Je viens de découvrir Richard Millet à travers les réponses qu'il donne à Delphine Descaves et Thierry Cecille dans  "Harcèlement littéraire".

Il explique dans une interview (Nouvel Obs.) que : "La réduction, la simplification conduisent à une pauvreté linguistique, très dangereuse sur le plan politique. Les régimes totalitaires se sont particulièrement occupés de la langue. Toute langue propose une vision du monde. Plus elle se simplifie, plus la vision est pauvre: les moutons ne parlent pas...".

A la question : "Le français classique, c'est fini? " Il répond :
"Oui, tué par l'école, la radio, la télévision, le capi-talisme. L'enseignement, par exemple. La littérature n'a plus valeur de référence. Les enfants, du reste, ne lisent plus, ou très peu.
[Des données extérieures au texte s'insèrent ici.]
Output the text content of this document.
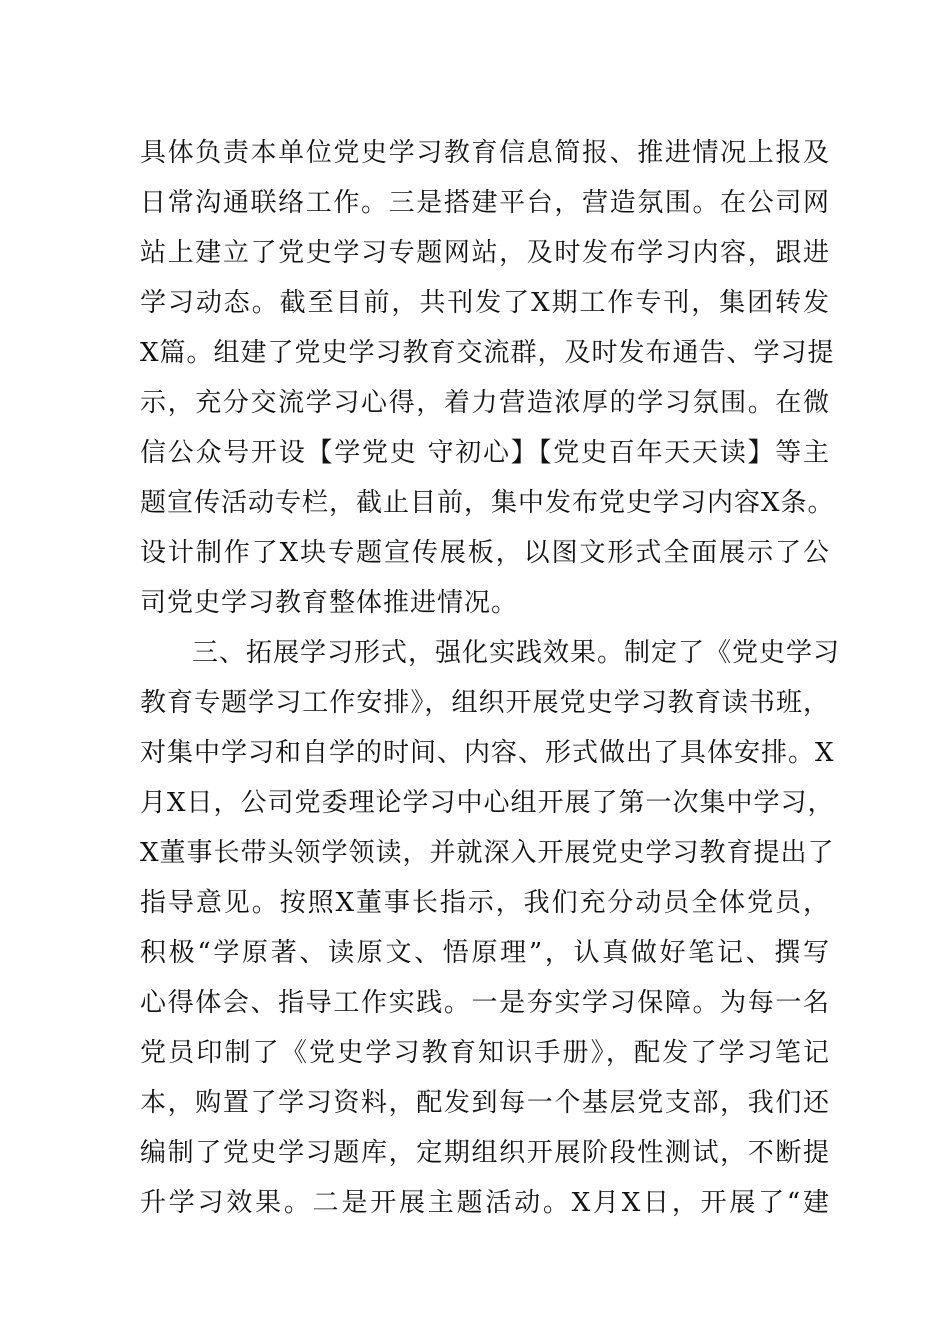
具体负责本单位党史学习教育信息简报、推进情况上报及
日常沟通联络工作。三是搭建平台，营造氛围。在公司网
站上建立了党史学习专题网站，及时发布学习内容，跟进
学习动态。截至目前，共刊发了X期工作专刊，集团转发
X篇。组建了党史学习教育交流群，及时发布通告、学习提
示，充分交流学习心得，着力营造浓厚的学习氛围。在微
信公众号开设【学党史 守初心】【党史百年天天读】等主
题宣传活动专栏，截止目前，集中发布党史学习内容X条。
设计制作了X块专题宣传展板，以图文形式全面展示了公
司党史学习教育整体推进情况。
三、拓展学习形式，强化实践效果。制定了《党史学习
教育专题学习工作安排》，组织开展党史学习教育读书班，
对集中学习和自学的时间、内容、形式做出了具体安排。X
月X日，公司党委理论学习中心组开展了第一次集中学习，
X董事长带头领学领读，并就深入开展党史学习教育提出了
指导意见。按照X董事长指示，我们充分动员全体党员，
积极“学原著、读原文、悟原理”，认真做好笔记、撰写
心得体会、指导工作实践。一是夯实学习保障。为每一名
党员印制了《党史学习教育知识手册》，配发了学习笔记
本，购置了学习资料，配发到每一个基层党支部，我们还
编制了党史学习题库，定期组织开展阶段性测试，不断提
升学习效果。二是开展主题活动。X月X日，开展了“建
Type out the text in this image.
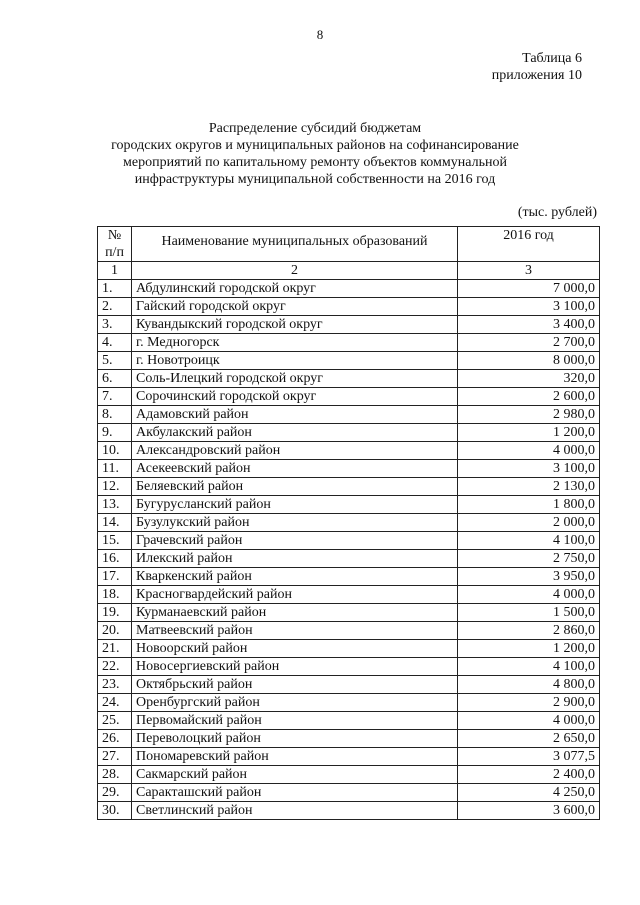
8
Таблица 6
приложения 10
Распределение субсидий бюджетам
городских округов и муниципальных районов на софинансирование
мероприятий по капитальному ремонту объектов коммунальной
инфраструктуры муниципальной собственности на 2016 год
(тыс. рублей)
№
п/п	Наименование муниципальных образований	2016 год
1	2	3
1.	Абдулинский городской округ	7 000,0
2.	Гайский городской округ	3 100,0
3.	Кувандыкский городской округ	3 400,0
4.	г. Медногорск	2 700,0
5.	г. Новотроицк	8 000,0
6.	Соль-Илецкий городской округ	320,0
7.	Сорочинский городской округ	2 600,0
8.	Адамовский район	2 980,0
9.	Акбулакский район	1 200,0
10.	Александровский район	4 000,0
11.	Асекеевский район	3 100,0
12.	Беляевский район	2 130,0
13.	Бугурусланский район	1 800,0
14.	Бузулукский район	2 000,0
15.	Грачевский район	4 100,0
16.	Илекский район	2 750,0
17.	Кваркенский район	3 950,0
18.	Красногвардейский район	4 000,0
19.	Курманаевский район	1 500,0
20.	Матвеевский район	2 860,0
21.	Новоорский район	1 200,0
22.	Новосергиевский район	4 100,0
23.	Октябрьский район	4 800,0
24.	Оренбургский район	2 900,0
25.	Первомайский район	4 000,0
26.	Переволоцкий район	2 650,0
27.	Пономаревский район	3 077,5
28.	Сакмарский район	2 400,0
29.	Саракташский район	4 250,0
30.	Светлинский район	3 600,0
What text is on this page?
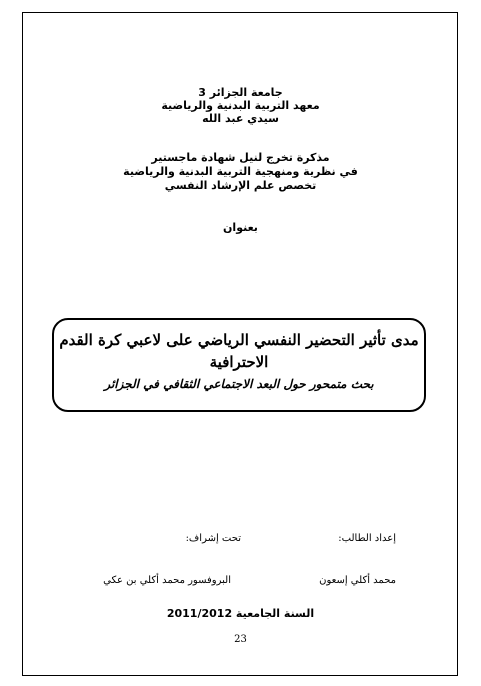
جامعة الجزائر 3
معهد التربية البدنية والرياضية
سيدي عبد الله
مذكرة تخرج لنيل شهادة ماجستير
في نظرية ومنهجية التربية البدنية والرياضية
تخصص علم الإرشاد النفسي
بعنوان
مدى تأثير التحضير النفسي الرياضي على لاعبي كرة القدم
الاحترافية
بحث متمحور حول البعد الاجتماعي الثقافي في الجزائر
إعداد الطالب:
تحت إشراف:
محمد أكلي إسعون
البروفسور محمد أكلي بن عكي
السنة الجامعية 2011/2012
23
On me dit qu'ils lisent «Harry Potter». Peut-être, mais que lisent-ils d'autre? «Harry Potter» est un produit dérivé, pas un livre. "

Lorsqu'il souligne que la littérature n'a plus valeur de référence il voit très juste. C'est effectivement ce qui se passe en majorité dans les classes. Tous les auteurs sont mis sur le même plan.

Dans un interview à l'Express il précise :

"La langue bascule dans l'inconnu, l'enseignement ne remplit plus son rôle. On est dans l'ère de la non-transmission, dans l'ère du faux. A quelques exceptions près, ce qui se publie aujourd'hui n'est que de la fausse monnaie. Or jamais on ne l'a autant prise pour de la vraie. L'inflation de livres est une dérive démocratique où s'installe dans l'esprit des gens l'idée que chacun peut écrire et même doit écrire."

Et glané ailleurs sur  Houellebecq il lâche ces mots :

 

"Chez Michel Houellebecq, malgré les solécismes, le relâchement de la langue, dont on peut d'ailleurs se demander s'ils ne sont pas recherchés, quelque chose se joue là, de façon symbolique, plus que dans l'intrigue : une misère de langue révélatrice de la misère sexuelle contemporaine qui est, n'est-ce pas, une chose considérable, reflet de l'échec moral d'une civilisation."

 

Je vais lire cet ouvrage d'un homme qui va à contre-courant et qui a raison car comme le dit un proverbe africain : "Quand tous les gens vont dans le sens du courant, ça fait rire les crocodiles: ils n'ont qu'à ouvrir la gueule!".

Mais ne restons pas sur une note négative car nous pouvons faire découvrir à nos enfants la littérature française, celle qui a traversé les siècles ou qui les traversera. Celle que définit l'auteur par ces mots:

"Un écrivain, un vrai, met sa vie en jeu au sens où il n'existerait plus s'il n'écrivait pas. Sa quête est presque spirituelle. On est loin des questions de charme! Sagan, Gavalda et leurs avatars nothombesques sont de la sous-littérature. Ça n'existe pas comparé aux authentiques écrivains. Il n'y a pas deux types de littératures. Il y a la littérature - qui se réduit à quelques noms par siècle - et puis le reste. Le roman est devenu un instrument de promotion sociale comme le rap dans les banlieues! "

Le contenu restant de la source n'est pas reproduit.